Título: Mercado dá munição ao BC
Autor: Gustavo Freire
Fonte: O Estado de São Paulo, 23/01/2005, Economia, p. B4

Em meio à enxurrada de críticas ao quinto aumento consecutivo na taxa de juros, surgiu uma nova discussão entre os economistas: o Banco Central estaria ou não sendo excessivamente influenciado pelas expectativas do mercado financeiro? A principal suspeita de estar atuando como instrumento de pressão exagerada nas decisões do Banco Central é a pesquisa Focus, feita pelo próprio BC. Nela, 104 instituições financeiras apresentam suas projeções sobre os principais indicadores da economia: inflação, câmbio, juros e crescimento. As projeções de inflação, principalmente, são um elemento levado em conta na decisão do Comitê de Política Monetária (Copom), o colegiado de diretores do BC que decide a taxa de juros. Basicamente, o governo puxa os juros para cima quando percebe uma tendência de crescimento da inflação e corta a taxa quando avalia que não há risco de a inflação sair do controle.
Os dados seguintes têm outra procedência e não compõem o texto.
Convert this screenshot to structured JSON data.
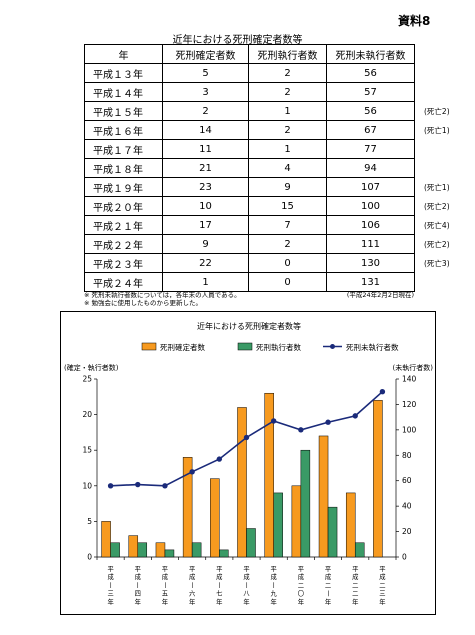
{
  "document_tag": "資料8",
  "table": {
    "title": "近年における死刑確定者数等",
    "headers": [
      "年",
      "死刑確定者数",
      "死刑執行者数",
      "死刑未執行者数"
    ],
    "rows": [
      {
        "year": "平成１３年",
        "confirmed": "5",
        "executed": "2",
        "unexecuted": "56",
        "note": ""
      },
      {
        "year": "平成１４年",
        "confirmed": "3",
        "executed": "2",
        "unexecuted": "57",
        "note": ""
      },
      {
        "year": "平成１５年",
        "confirmed": "2",
        "executed": "1",
        "unexecuted": "56",
        "note": "(死亡2)"
      },
      {
        "year": "平成１６年",
        "confirmed": "14",
        "executed": "2",
        "unexecuted": "67",
        "note": "(死亡1)"
      },
      {
        "year": "平成１７年",
        "confirmed": "11",
        "executed": "1",
        "unexecuted": "77",
        "note": ""
      },
      {
        "year": "平成１８年",
        "confirmed": "21",
        "executed": "4",
        "unexecuted": "94",
        "note": ""
      },
      {
        "year": "平成１９年",
        "confirmed": "23",
        "executed": "9",
        "unexecuted": "107",
        "note": "(死亡1)"
      },
      {
        "year": "平成２０年",
        "confirmed": "10",
        "executed": "15",
        "unexecuted": "100",
        "note": "(死亡2)"
      },
      {
        "year": "平成２１年",
        "confirmed": "17",
        "executed": "7",
        "unexecuted": "106",
        "note": "(死亡4)"
      },
      {
        "year": "平成２２年",
        "confirmed": "9",
        "executed": "2",
        "unexecuted": "111",
        "note": "(死亡2)"
      },
      {
        "year": "平成２３年",
        "confirmed": "22",
        "executed": "0",
        "unexecuted": "130",
        "note": "(死亡3)"
      },
      {
        "year": "平成２４年",
        "confirmed": "1",
        "executed": "0",
        "unexecuted": "131",
        "note": ""
      }
    ]
  },
  "notes": [
    "※ 死刑未執行者数については，各年末の人員である。",
    "※ 勉強会に使用したものから更新した。"
  ],
  "date_note": "(平成24年2月2日現在)",
  "chart_data": {
    "type": "bar",
    "title": "近年における死刑確定者数等",
    "categories": [
      "平成一三年",
      "平成一四年",
      "平成一五年",
      "平成一六年",
      "平成一七年",
      "平成一八年",
      "平成一九年",
      "平成二〇年",
      "平成二一年",
      "平成二二年",
      "平成二三年"
    ],
    "series": [
      {
        "name": "死刑確定者数",
        "type": "bar",
        "axis": "left",
        "color": "#F79A1F",
        "values": [
          5,
          3,
          2,
          14,
          11,
          21,
          23,
          10,
          17,
          9,
          22
        ]
      },
      {
        "name": "死刑執行者数",
        "type": "bar",
        "axis": "left",
        "color": "#3A9A66",
        "values": [
          2,
          2,
          1,
          2,
          1,
          4,
          9,
          15,
          7,
          2,
          0
        ]
      },
      {
        "name": "死刑未執行者数",
        "type": "line",
        "axis": "right",
        "color": "#1A2A7A",
        "values": [
          56,
          57,
          56,
          67,
          77,
          94,
          107,
          100,
          106,
          111,
          130
        ]
      }
    ],
    "ylabel_left": "(確定・執行者数)",
    "ylabel_right": "(未執行者数)",
    "ylim_left": [
      0,
      25
    ],
    "yticks_left": [
      "0",
      "5",
      "10",
      "15",
      "20",
      "25"
    ],
    "ylim_right": [
      0,
      140
    ],
    "yticks_right": [
      "0",
      "20",
      "40",
      "60",
      "80",
      "100",
      "120",
      "140"
    ],
    "legend_position": "top",
    "grid": false
  }
}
A dúvida foi levantada, primeiro, pelo ex-presidente do BC, Gustavo Loyola. No entanto, outros ex-integrantes do governo concordam que há risco de o BC cair num jogo de ovo e galinha com o mercado financeiro - ou, como disse Loyola, criar-se uma "circularidade". O mercado eleva sua expectativa de inflação, o que influencia o BC a puxar os juros para cima e indicar uma atitude conservadora, o que por sua vez deixa o mercado pessimista, que projeta inflação mais alta, e assim sucessivamente.

Para o ex-secretário de Política Econômica do Ministério da Fazenda, Edward Amadeo, há um processo "recursivo", no qual a expectativa do mercado alimenta a projeção de inflação. "O BC tem de tomar cuidado", alerta. Segundo Amadeo, o risco é o efeito "bola de neve". Ele acha o problema de difícil solução, já que a expectativa de inflação é uma componente importante na formação de preços. Amadeo não acredita na possibilidade de o mercado especular com os dados do Focus.

"Não é novidade para o BC e para o mercado que o Focus não é perfeito. Ele não expressa perfeitamente as expectativas futuras de inflação, mas é um indicador importante", avalia Luiz Fernando Figueiredo, ex-diretor de Política Monetária do BC na administração de Armínio Fraga e nos três primeiros meses do governo Lula. Nesse cargo, era o principal responsável pela condução da política de juros do País.

Segundo Figueiredo, o BC não usa apenas os dados do Focus para formar as expectativas de inflação. Segundo ele, o Focus tem filtros próprios para evitar que o mercado "opere" os dados, ou seja, distorça as projeções para forçar o BC a tomar uma ou outra decisão. Para ele, risco haveria se o BC olhasse apenas o Focus.

Nos últimos cinco meses, a divulgação da pesquisa Focus, no início da manhã de toda segunda-feira, tem sido aguardada com ansiedade pelos analistas. As projeções do Focus influenciam diretamente o mercado de juros.

Na semana passada, antes da decisão do Copom, o Focus mostrou que o mercado estava mais pessimista, projetando inflação mais alta, mesmo levando em conta que o Copom elevaria os juros em 0,5 ponto porcentual. Essa informação fortaleceu a aposta de aumento dos juros, como ocorreu.

A pesquisa Focus já é inspiração para outros países com ou sem sistema de metas de inflação. Argentina, Indonésia, Turquia e China enviaram representantes de seus bancos centrais ao País conhecer a metodologia. Criada em1999, a pesquisa envolve bancos, administradores, corretoras, distribuidoras e consultorias.